Hacker Newsnew | past | comments | ask | show | jobs | submitlogin
Unicode sorting is hard and why browsers added special emoji matching to regexp (hexops.com)
97 points by todsacerdoti on June 28, 2021 | hide | past | favorite | 55 comments


The takeaway is not "unicode is overly complex", it's that an algorithm for sorting strings consisting of any possible human language characters is super convoluted, and it's pretty amazing that unicode gives us a standard collation algorithm including localizations, that works remarkably well.

But... is complicated enough to implement that many environments apparently haven't felt there was enough demand to do so?


> algorithm for sorting strings consisting of any possible human language characters is super convoluted

not only that: it's different depending on locale and sometimes context (in Germany there's a distinction of whether you sort for a phone book listing or not).

Doing it right requires basically shipping a huge database with locale specific information which is seen as "bloat" by many projects and thus made optional or not available at all.

>and it's pretty amazing that unicode gives us a standard collation algorithm including localizations, that works remarkably well.

it's not good enough in many cases. Thankfully there's ICU, but many environments frown upon that because it's seen as bloated. If sorting works "fine" for US-ASCII, why link to a 60MB library?


I meant to include ICU in what I was saying works well when I said "unicode gives us a standard collation algorithm including localizations".

ICU stands for "International Components for Unicode." ICU collation is an implementation of the Unicode Collation Algorithm (which is really a suite of algorithms, or an algorithm with various parameterized branches), using the Unicode Common Locale Data Repository for localization -- that's also unicode, the CLDR is a unicode thing too, part of unicode.
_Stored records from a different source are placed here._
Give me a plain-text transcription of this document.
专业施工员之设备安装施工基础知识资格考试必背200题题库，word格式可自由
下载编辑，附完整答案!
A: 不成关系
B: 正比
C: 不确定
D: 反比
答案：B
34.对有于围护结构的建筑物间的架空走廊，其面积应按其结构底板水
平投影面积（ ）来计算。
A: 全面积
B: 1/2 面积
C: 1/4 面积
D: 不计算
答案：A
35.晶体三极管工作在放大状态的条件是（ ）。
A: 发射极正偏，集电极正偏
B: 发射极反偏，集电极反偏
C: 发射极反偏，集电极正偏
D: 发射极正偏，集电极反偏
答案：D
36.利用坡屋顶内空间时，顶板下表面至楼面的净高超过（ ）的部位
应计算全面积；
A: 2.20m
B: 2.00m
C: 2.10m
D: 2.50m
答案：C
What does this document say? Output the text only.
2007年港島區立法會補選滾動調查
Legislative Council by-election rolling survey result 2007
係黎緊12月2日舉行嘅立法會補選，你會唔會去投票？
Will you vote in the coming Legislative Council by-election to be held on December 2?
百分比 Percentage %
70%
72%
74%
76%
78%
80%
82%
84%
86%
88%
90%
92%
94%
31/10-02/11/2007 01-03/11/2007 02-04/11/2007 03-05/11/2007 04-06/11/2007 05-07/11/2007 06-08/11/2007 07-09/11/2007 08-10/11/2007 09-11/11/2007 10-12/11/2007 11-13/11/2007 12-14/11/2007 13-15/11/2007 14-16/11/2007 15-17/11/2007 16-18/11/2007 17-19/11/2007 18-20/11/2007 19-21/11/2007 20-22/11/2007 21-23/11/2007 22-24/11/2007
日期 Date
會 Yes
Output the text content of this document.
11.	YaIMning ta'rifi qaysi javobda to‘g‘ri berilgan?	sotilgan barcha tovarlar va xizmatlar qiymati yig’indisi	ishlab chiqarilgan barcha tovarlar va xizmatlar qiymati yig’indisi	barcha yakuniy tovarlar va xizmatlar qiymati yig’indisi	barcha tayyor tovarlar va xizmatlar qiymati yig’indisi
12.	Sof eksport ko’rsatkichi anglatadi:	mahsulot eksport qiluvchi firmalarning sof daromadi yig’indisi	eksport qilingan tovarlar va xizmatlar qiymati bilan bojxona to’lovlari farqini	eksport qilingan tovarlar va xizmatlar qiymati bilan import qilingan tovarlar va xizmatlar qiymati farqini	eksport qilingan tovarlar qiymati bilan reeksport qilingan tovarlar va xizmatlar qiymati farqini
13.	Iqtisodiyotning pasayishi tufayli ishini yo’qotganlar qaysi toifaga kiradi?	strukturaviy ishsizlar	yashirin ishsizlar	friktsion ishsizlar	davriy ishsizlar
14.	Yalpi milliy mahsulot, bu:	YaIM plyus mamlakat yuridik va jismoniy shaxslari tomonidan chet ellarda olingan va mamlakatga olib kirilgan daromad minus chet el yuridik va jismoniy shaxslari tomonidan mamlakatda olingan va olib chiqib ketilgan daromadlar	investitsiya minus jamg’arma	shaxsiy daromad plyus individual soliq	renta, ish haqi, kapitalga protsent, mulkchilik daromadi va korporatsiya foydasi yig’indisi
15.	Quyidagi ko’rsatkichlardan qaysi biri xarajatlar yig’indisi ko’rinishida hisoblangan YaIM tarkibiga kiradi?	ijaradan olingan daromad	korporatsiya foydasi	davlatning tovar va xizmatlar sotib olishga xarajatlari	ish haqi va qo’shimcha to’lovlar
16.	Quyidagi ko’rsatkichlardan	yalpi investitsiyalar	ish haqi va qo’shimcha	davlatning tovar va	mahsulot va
It's all unicode.

There are other implementations than ICU -- although maybe none as complete, because it is a lot/expensive, indeed. But ICU is an implementation of unicode algorithms. But for instance, unicode collation is also implemented -- in a way that will be the same as ICU modulo bugs or details the standard leaves up to implementations to vary -- in pure ruby by https://github.com/twitter/twitter-cldr-rb#sorting-collation


PS: Did you know the unicode collation algorithms also includes a way to produce a sequence of bytes for a unicode string, such that sorting the produced sequence of bytes in strict byte order will produce the proper collation order for the original strings?

Which is how you implement high-performance unicode collation sorting in say a db.

Unicode is a very well-designed thing!


So, do you mind sharing the name of that transformation?


The only language / framework I've used that seemed to get this right is OpenStep / Cocoa, which is presumably why Swift is mentioned as being 'notable'.

NSString would occasionally come up in performance analysis as being strangely slow compared with other languages, but this was because various operations like comparisons followed unicode.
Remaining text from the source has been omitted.